Запустив одну руку в ее волосы, а другой сжав ее бедро, я несколько раз вхожу в нее, наслаждаясь ее гладким, тугим теплом.

— Ты проснулась влажной для меня, детка, — рычу я, запрокидывая ее голову, чтобы видеть ее профиль. Ее глаза закрыты, рот приоткрыт, и, черт возьми, она само совершенство.

— Произнеси мое имя.

Вместо этого она стонет.

— Скажи, что любишь меня.

София так и делает, ее голос срывается, грудь подпрыгивает, когда я трахаю ее.

— А теперь возьми этот член, как хорошая девочка, и умоляй меня заставить тебя кончить.

Ни секунды не колеблясь. Она выпаливает это, одно сбивчивое предложение, полное такой мольбы, что я смеюсь от восторга.

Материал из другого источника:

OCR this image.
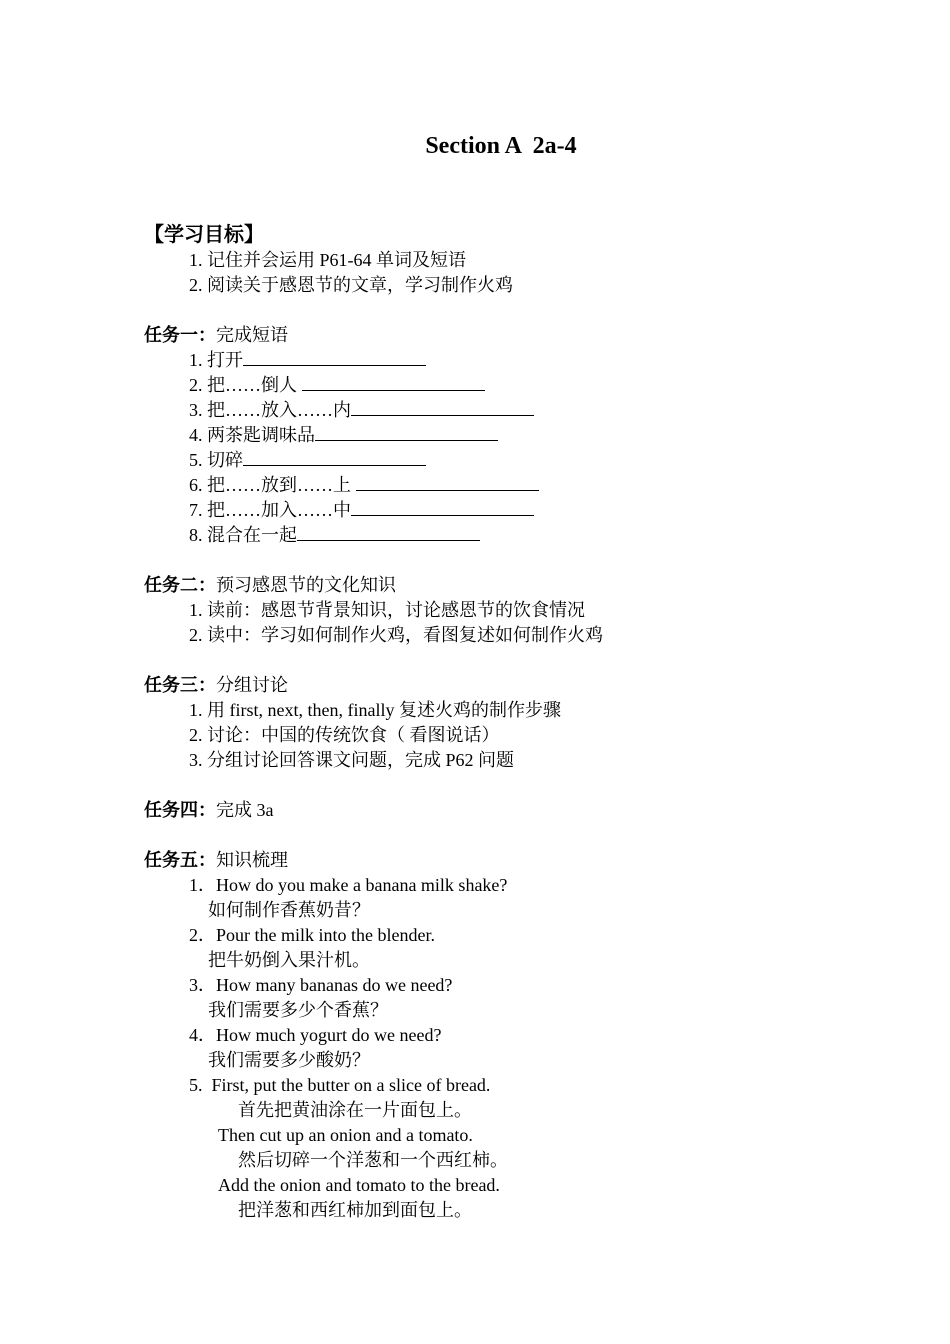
Section A  2a-4
【学习目标】
1. 记住并会运用 P61-64 单词及短语
2. 阅读关于感恩节的文章，学习制作火鸡
任务一：完成短语
1. 打开
2. 把……倒人
3. 把……放入……内
4. 两茶匙调味品
5. 切碎
6. 把……放到……上
7. 把……加入……中
8. 混合在一起
任务二：预习感恩节的文化知识
1. 读前：感恩节背景知识，讨论感恩节的饮食情况
2. 读中：学习如何制作火鸡，看图复述如何制作火鸡
任务三：分组讨论
1. 用 first, next, then, finally 复述火鸡的制作步骤
2. 讨论：中国的传统饮食（ 看图说话）
3. 分组讨论回答课文问题，完成 P62 问题
任务四：完成 3a
任务五：知识梳理
1．How do you make a banana milk shake?
如何制作香蕉奶昔？
2．Pour the milk into the blender.
把牛奶倒入果汁机。
3．How many bananas do we need?
我们需要多少个香蕉？
4．How much yogurt do we need?
我们需要多少酸奶？
5.  First, put the butter on a slice of bread.
首先把黄油涂在一片面包上。
Then cut up an onion and a tomato.
然后切碎一个洋葱和一个西红柿。
Add the onion and tomato to the bread.
把洋葱和西红柿加到面包上。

— Это моя идеальная маленькая кончающая потаскушка.

Настала ее очередь рассмеяться, тихо и беззвучно, ее тело дрожит под моими руками.

Она перестает смеяться, когда я шлепаю ее по красивой попке.

— Не жалуйся, или я возьму деревянную ложку, — рычу я в ответ на ее удивленный возглас, вонзаясь все глубже и сильнее, кровь бурлит в моих жилах, как огонь.

София бормочет ругательства, но ложится на одеяло, снова зарывается лицом в подушку и приподнимает попку в знак согласия.

Я поочередно шлепаю и ласкаю ее розовые ягодицы, трахая ее, пока она не начинает стонать так громко, что я понимаю, что она близка. Затем я опускаю руку с ее бедра на истекающую соками киску и провожу пальцами по набухшему клитору.

Вскрикнув, София прижимается ко мне. Она напрягается и стонет мое имя. Затем сжимается вокруг моего члена, ее киска ритмично сокращается. Это так чертовски приятно, что я не могу сдержать гортанный стон, вырывающийся из моей груди.

— Вот и я кончаю, малыш, — шепчу я, чувствуя, как пульсирует каждая клеточка моего тела, мой член тверд, как сталь, а яйца напрягаются, готовые к разрядке.

— Возьми меня до последней капли.

Я плюю на большой палец и провожу им по тугому узелку между ее ягодицами, вводя его внутрь как раз в тот момент, когда первая волна бурного оргазма пронзает меня, как взрыв бомбы.

Наши общие стоны эхом отражаются от окон спальни, смешиваясь с золотистым утренним светом.



Мы снова засыпаем, дремлем до тех пор, пока солнце не поднимается высоко в небе и меня не будит урчание в животе. Я целую ее в затылок, шепчу «доброе утро», затем скатываюсь с кровати, разминаю шею и расправляю плечи. Ухмыляясь, я натягиваю джинсы, которые в спешке сорвал прошлой ночью, как только София вошла в дверь моей спальни.